Ganz anders sieht dies bei einer Existenzaussage aus. Um eine Aussage ∃(x ∈ M ) : A(x)
zu beweisen, muss man nur ein einziges x ∈ M finden für welches die Aussage A(x) gilt.
Idealerweise geschieht dies durch möglichst direkte Angabe solch eines x, aber dies ist
nicht zwingend verlangt, es gibt Beispiele bei denen man die Existenz eines x einsehen
kann, ohne die geringste Idee zu haben wie solches x konkret beschaffen kann.
Von Bedeutung sind oftmals auch die Verneinungen von All- und Existenzaussagen.

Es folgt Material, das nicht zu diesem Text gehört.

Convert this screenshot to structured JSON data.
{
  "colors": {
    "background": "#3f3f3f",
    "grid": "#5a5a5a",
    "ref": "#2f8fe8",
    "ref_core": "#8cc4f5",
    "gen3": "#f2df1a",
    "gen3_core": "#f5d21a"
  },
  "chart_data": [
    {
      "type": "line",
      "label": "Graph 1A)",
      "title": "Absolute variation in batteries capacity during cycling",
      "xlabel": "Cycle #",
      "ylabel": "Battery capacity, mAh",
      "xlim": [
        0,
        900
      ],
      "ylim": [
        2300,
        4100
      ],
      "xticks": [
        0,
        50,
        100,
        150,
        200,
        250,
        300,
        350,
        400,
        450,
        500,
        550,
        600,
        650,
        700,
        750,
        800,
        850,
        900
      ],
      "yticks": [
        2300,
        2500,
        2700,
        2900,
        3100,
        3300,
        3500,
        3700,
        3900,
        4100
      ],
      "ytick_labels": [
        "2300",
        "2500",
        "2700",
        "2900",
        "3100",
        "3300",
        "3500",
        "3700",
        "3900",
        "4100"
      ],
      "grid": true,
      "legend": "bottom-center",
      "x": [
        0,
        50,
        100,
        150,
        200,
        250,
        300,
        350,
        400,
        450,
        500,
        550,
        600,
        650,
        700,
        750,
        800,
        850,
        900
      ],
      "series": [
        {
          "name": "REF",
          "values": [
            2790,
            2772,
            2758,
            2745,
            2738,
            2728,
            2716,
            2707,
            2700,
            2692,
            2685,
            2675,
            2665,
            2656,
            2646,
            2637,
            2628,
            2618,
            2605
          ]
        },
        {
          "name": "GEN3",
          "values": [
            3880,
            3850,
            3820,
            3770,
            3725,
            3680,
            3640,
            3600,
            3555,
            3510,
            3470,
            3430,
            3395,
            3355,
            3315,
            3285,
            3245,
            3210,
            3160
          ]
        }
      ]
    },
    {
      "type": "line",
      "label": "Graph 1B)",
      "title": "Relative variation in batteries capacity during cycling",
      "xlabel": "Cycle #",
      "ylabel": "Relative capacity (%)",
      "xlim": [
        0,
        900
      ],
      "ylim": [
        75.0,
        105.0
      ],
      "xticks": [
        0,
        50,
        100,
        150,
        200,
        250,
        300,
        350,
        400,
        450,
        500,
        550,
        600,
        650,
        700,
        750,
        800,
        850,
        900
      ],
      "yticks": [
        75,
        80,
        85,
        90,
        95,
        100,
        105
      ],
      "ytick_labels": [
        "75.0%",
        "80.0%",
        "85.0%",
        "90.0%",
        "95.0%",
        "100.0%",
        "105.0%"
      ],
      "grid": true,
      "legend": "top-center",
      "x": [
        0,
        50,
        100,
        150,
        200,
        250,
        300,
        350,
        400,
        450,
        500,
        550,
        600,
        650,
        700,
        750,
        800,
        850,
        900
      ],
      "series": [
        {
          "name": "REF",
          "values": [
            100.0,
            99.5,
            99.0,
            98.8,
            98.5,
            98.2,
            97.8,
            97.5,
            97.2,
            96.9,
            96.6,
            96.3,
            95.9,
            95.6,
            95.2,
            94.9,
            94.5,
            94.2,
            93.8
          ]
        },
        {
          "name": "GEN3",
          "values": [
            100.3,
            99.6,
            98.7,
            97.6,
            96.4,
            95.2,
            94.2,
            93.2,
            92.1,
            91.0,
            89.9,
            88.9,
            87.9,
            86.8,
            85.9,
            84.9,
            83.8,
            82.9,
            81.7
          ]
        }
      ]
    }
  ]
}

Überlegen wir uns zunächst wann eine Allaussage ∀(x ∈ M ) : A(x) falsch ist. Wie im
obigen Beispiel reicht hierfür ein einzelnes x ∈ M aus so, dass A(x) falsch ist. In
anderen Worten ist die Verneinung einer Allaussage eine Existenzaussage, nämlich
¬∀(x ∈ M ) : A(x) = ∃(x ∈ M ) : ¬A(x).
Entsprechend ist eine Existenzaussage ∃(x ∈ M ) : A(x) falsch, wenn wir eben kein
Element x von M finden können für das A(x) wahr ist, d.h. wenn die Verneinung
¬A(x) für jedes Element x von M wahr ist. Die Verneinung einer Existenzaussage wird
damit eine Allaussage
¬∃(x ∈ M ) : A(x) = ∀(x ∈ M ) : ¬A(x).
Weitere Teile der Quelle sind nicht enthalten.